Lorena la tomó con cuidado, y esa actitud volvió a hacerlo sentir cómodo. En ese instante, accedió a colaborar con Pedro.
Pedro sacó de inmediato el contrato que ya tenía preparado y se lo pasó a Lorena.
Ella, un poco desconcertada, lo recibió. Hugo, al ver que la belleza se sentía incómoda, firmó enseguida y le dio unas palmadas en el hombro.
—Señora Lorena, no olvide llamarme. Los jóvenes como usted aún tienen mucho que aprender.
Lorena sonrió. —Por supuesto, por supuesto.
En ese momento, el grupo ya había llegado al vestíbulo del hotel, justo cuando del otro ascensor salían Salvador y sus acompañantes.
Junto a él estaban sus dos mejores amigos: Vicente Ortega, médico, y Gonzalo Aguilar.
No importaba quién de los dos fuera, ninguno la soportaba.
Durante esos años en casa, Lorena no había asistido a una sola reunión.
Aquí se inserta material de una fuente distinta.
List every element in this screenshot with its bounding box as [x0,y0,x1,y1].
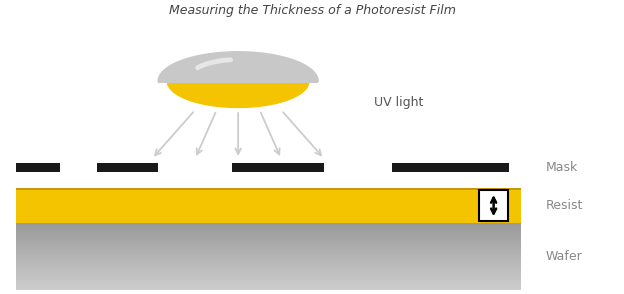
Bar [16,234,521,236]
Text: Mask: Mask [546,161,578,174]
Bar [16,224,521,226]
Bar [392,163,509,172]
Bar [16,244,521,246]
Bar [16,188,521,191]
Bar [16,251,521,253]
Bar [16,254,521,256]
Polygon shape [167,81,309,107]
Bar [158,80,318,83]
Bar [16,286,521,288]
Bar [16,273,521,275]
Bar [232,163,324,172]
Bar [479,191,509,221]
Text: Resist: Resist [546,199,583,212]
Bar [16,243,521,245]
Bar [16,226,521,228]
Bar [16,223,521,225]
Bar [16,239,521,241]
Text: UV light: UV light [374,96,423,109]
Bar [16,263,521,265]
Bar [16,188,521,223]
Bar [16,231,521,233]
Bar [16,288,521,290]
Bar [16,279,521,281]
Bar [16,241,521,243]
Bar [16,259,521,261]
Bar [16,268,521,270]
Bar [97,163,158,172]
Bar [16,264,521,266]
Bar [16,248,521,250]
Bar [16,253,521,255]
Bar [16,284,521,286]
Bar [16,281,521,283]
Bar [16,269,521,271]
Bar [16,233,521,235]
Bar [16,283,521,285]
Bar [16,229,521,231]
Bar [16,271,521,273]
Title: Measuring the Thickness of a Photoresist Film: Measuring the Thickness of a Photoresist… [168,4,456,17]
Bar [16,228,521,230]
Bar [16,276,521,278]
Bar [16,261,521,263]
Bar [16,274,521,276]
Bar [16,163,59,172]
Polygon shape [158,52,318,81]
Bar [16,246,521,248]
Bar [16,238,521,240]
Bar [16,236,521,238]
Bar [16,256,521,258]
Bar [16,258,521,260]
Bar [16,249,521,251]
Text: Wafer: Wafer [546,250,583,263]
Bar [16,278,521,280]
Bar [16,266,521,268]
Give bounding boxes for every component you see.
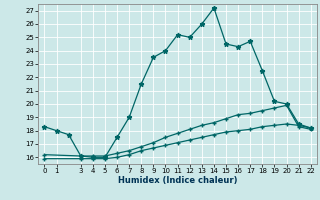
X-axis label: Humidex (Indice chaleur): Humidex (Indice chaleur) bbox=[118, 176, 237, 185]
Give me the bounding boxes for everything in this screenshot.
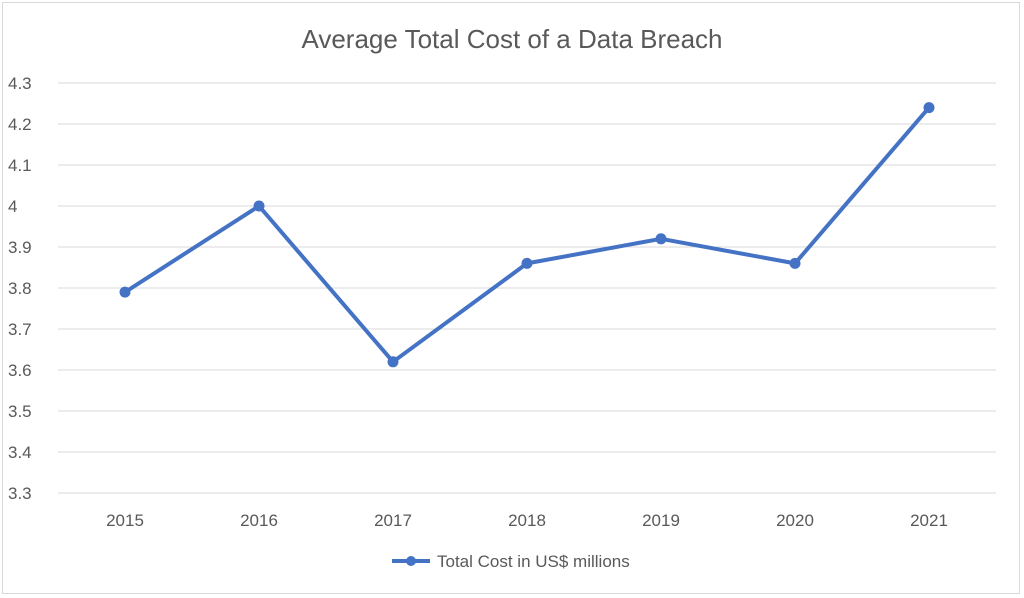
x-tick-label: 2020 — [776, 511, 814, 530]
gridlines — [58, 82, 996, 494]
data-point — [521, 257, 533, 269]
y-tick-label: 4.3 — [8, 74, 32, 93]
data-point — [789, 257, 801, 269]
series-line — [123, 105, 931, 364]
series-layer — [119, 102, 935, 368]
x-axis-ticks: 2015 2016 2017 2018 2019 2020 2021 — [106, 511, 948, 530]
x-tick-label: 2015 — [106, 511, 144, 530]
legend-swatch-marker — [406, 556, 416, 566]
y-tick-label: 3.9 — [8, 238, 32, 257]
legend-label: Total Cost in US$ millions — [437, 552, 630, 571]
x-tick-label: 2017 — [374, 511, 412, 530]
data-point — [387, 356, 399, 368]
y-tick-label: 3.4 — [8, 443, 32, 462]
y-tick-label: 4.1 — [8, 156, 32, 175]
x-tick-label: 2021 — [910, 511, 948, 530]
data-point — [655, 233, 667, 245]
data-point — [119, 286, 131, 298]
y-tick-label: 4.2 — [8, 115, 32, 134]
data-point — [923, 102, 935, 114]
y-tick-label: 3.6 — [8, 361, 32, 380]
x-tick-label: 2016 — [240, 511, 278, 530]
y-axis-ticks: 3.3 3.4 3.5 3.6 3.7 3.8 3.9 4 4.1 4.2 4.3 — [8, 74, 32, 503]
y-tick-label: 3.7 — [8, 320, 32, 339]
x-tick-label: 2019 — [642, 511, 680, 530]
x-tick-label: 2018 — [508, 511, 546, 530]
y-tick-label: 3.5 — [8, 402, 32, 421]
y-tick-label: 4 — [8, 197, 17, 216]
y-tick-label: 3.8 — [8, 279, 32, 298]
legend: Total Cost in US$ millions — [392, 552, 630, 571]
y-tick-label: 3.3 — [8, 484, 32, 503]
data-point — [253, 200, 265, 212]
chart-title: Average Total Cost of a Data Breach — [301, 24, 722, 54]
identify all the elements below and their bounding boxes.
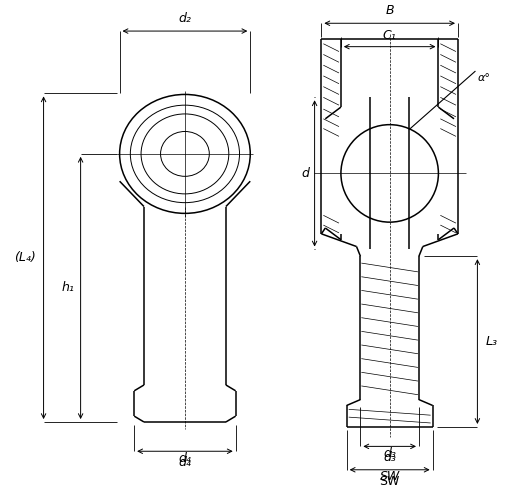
- Text: B: B: [385, 4, 394, 17]
- Text: α°: α°: [477, 73, 490, 83]
- Text: d₄: d₄: [178, 452, 191, 465]
- Text: h₁: h₁: [62, 282, 75, 294]
- Text: d₃: d₃: [383, 447, 396, 460]
- Text: SW: SW: [380, 475, 400, 488]
- Text: SW: SW: [380, 470, 400, 484]
- Text: L₃: L₃: [485, 335, 497, 348]
- Text: (L₄): (L₄): [14, 251, 36, 264]
- Text: d₂: d₂: [178, 12, 191, 25]
- Text: d: d: [302, 167, 310, 180]
- Text: C₁: C₁: [383, 29, 397, 42]
- Text: d₄: d₄: [178, 456, 191, 469]
- Text: d₃: d₃: [383, 451, 396, 464]
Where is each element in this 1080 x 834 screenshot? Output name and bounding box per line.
Ella no se acercó a saludar, pero Vicente la vio y arqueó una ceja lentamente. —¿No es esa Lorena?
De inmediato, todos voltearon a mirarla. En ese momento, la mano de Hugo aún descansaba sobre el hombro de Lorena; a simple vista se entendía que la estaba acosando.
Hugo también notó a Salvador y a los demás; su actitud cambió al instante. Corrió hacia ellos con servilismo.
—Señor Salvador, señor Gonzalo, ¡qué honor conocerlos! Señor Salvador, ¿me recuerda? Le entregué mi tarjeta hace tiempo.
Se inclinó tanto que parecía a punto de arrodillarse para lamerles los zapatos.
La mirada de Salvador se apartó de él y se posó sobre Lorena.
Ella no lo miró; hablaba con Pedro de algo trivial.
Pedro, casi de cuarenta años pero aún bien conservado, sonreía con amabilidad mientras cruzaba la mirada con Salvador.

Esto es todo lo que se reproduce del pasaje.